49      I take into consideration what the Court of Appeal said in Stijepic v One Force Group Pty Ltd[28] that where a man or woman has to put up with impaired consequences for another forty years, those consequences are more likely to be judged more seriously than the same consequences which a man or woman may have to put up with for a much shorter period of time.  In the case of this plaintiff, who is thirty-three years of age, he has had back pain for almost ten years.  His life expectancy is probably for another fifty years.  In the circumstances, where a number of the medical witnesses have said that things are likely to remain much the same, then this is a consequence of real significance.  I also take into account what Dodds-Streeton J said of the endurance of permanent daily pain requiring frequent medication.  Such circumstances “… must, according to ordinary human experience, raise a real prospect of a very considerable consequence”.

[28][2009] VSCA 181

Conclusion

50      I accept that the plaintiff has suffered the above-mentioned consequences.  Those consequences are supported by the evidence of the plaintiff, the evidence of his partner, his mother and the medical evidence.  I accept that the plaintiff had a physically active life, and to all intents and purposes, the plaintiff lives with his injury and gets on with it.  I accept that he has continued working but, as a result, his pain levels have increased.

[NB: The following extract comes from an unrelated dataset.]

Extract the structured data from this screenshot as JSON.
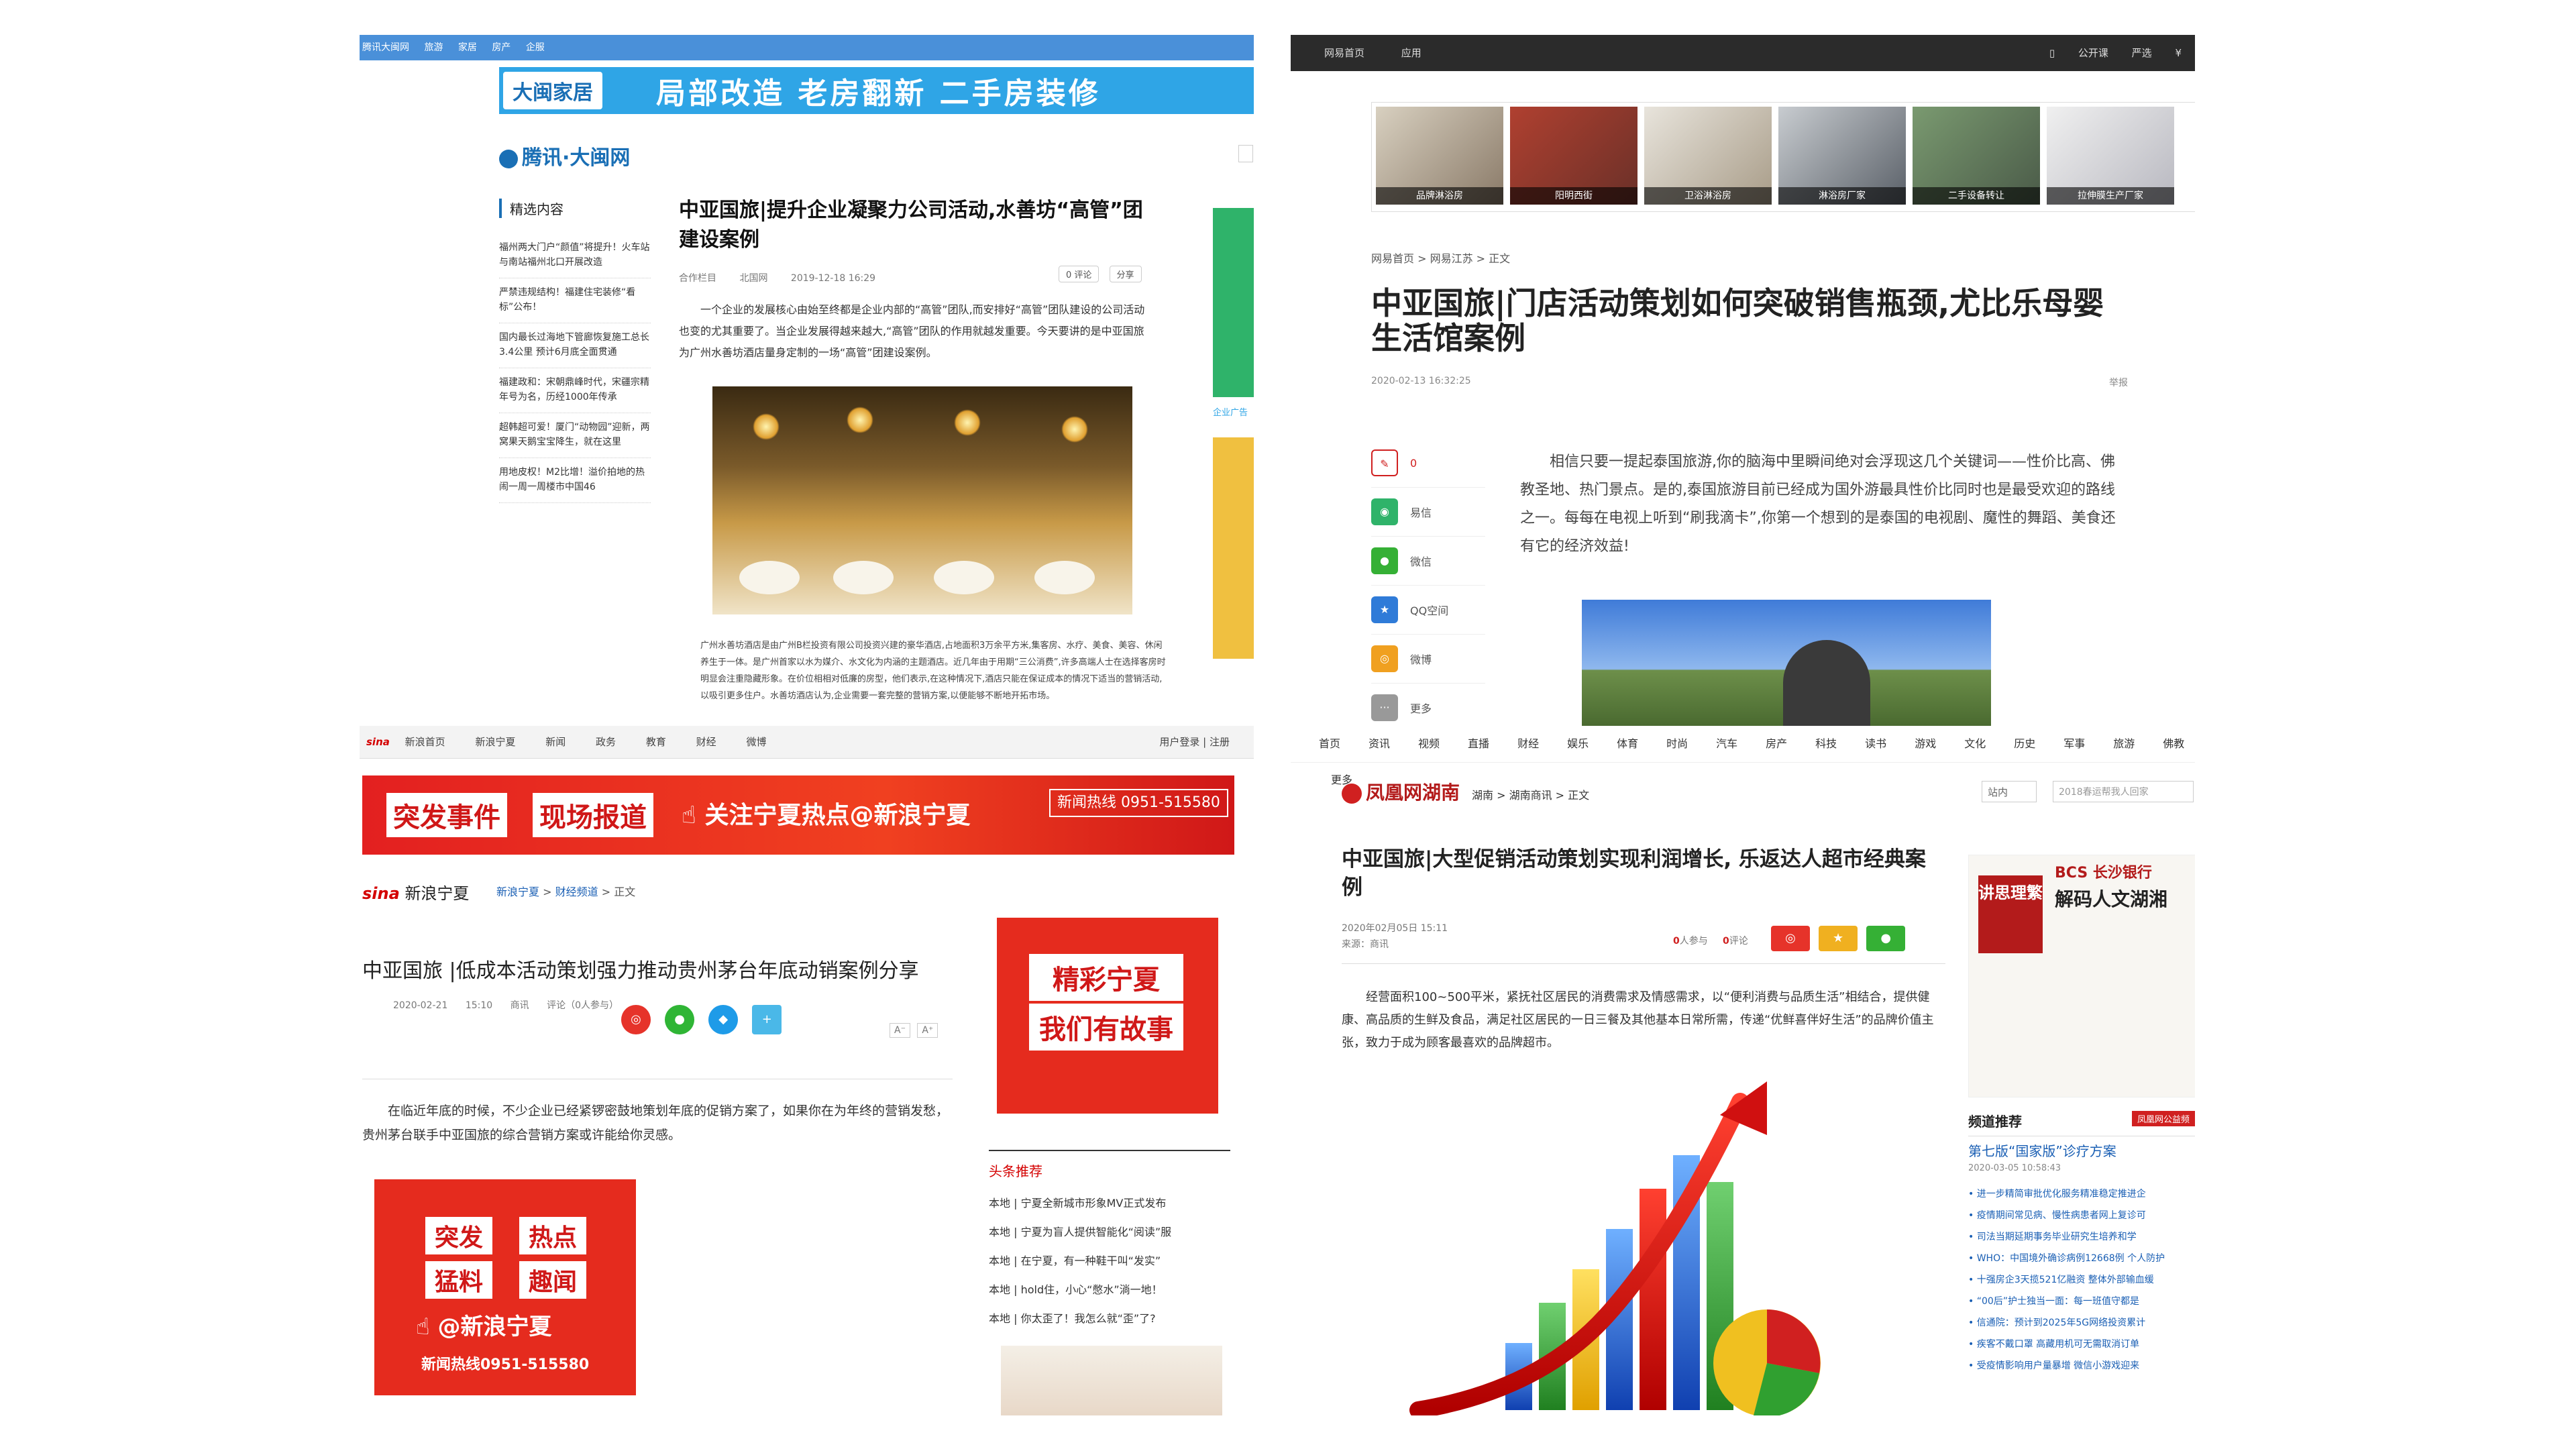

51      I am satisfied that the plaintiff was involved in a work incident which, to this plaintiff, resulted in him experiencing symptoms of a physical nature.  The consequences of his low back injury have impacted upon his life as he knew it before the work accident.  He has suffered for almost ten years and the medical evidence is guarded as to the future.  I accept that the plaintiff’s low back injury is permanent.  Given the plaintiff’s age of thirty-three, I consider that important.  I take into account that the plaintiff is stoical.

52      For the foregoing reasons, I am satisfied the plaintiff has established that the consequences to him of his impairment can reasonably be described as being “serious”.  In my experience, the consequences to the plaintiff may measure up well against other serious injury applications where plaintiffs have been successful.  In considering the consequences, I have not treated each consequence as equal, but rather attributed appropriate weight to each consequence in light of the evidence.

53      I accept the low back injury has consequences to the plaintiff that, when judged by comparison with other cases in the range of possible impairments, may be fairly described at the date of hearing as “at least very considerable” and certainly “more than significant or marked”.[29]  In making this assessment, I have looked at the consequences of the low back injury alone.

[29]Humphries & Anor v Poljak [1992] 2 VR 129

54      Accordingly, I propose to grant leave to the plaintiff to bring proceedings to recover damages for pain and suffering as a result of the injury suffered in the work accident.

55      I will hear the parties on costs.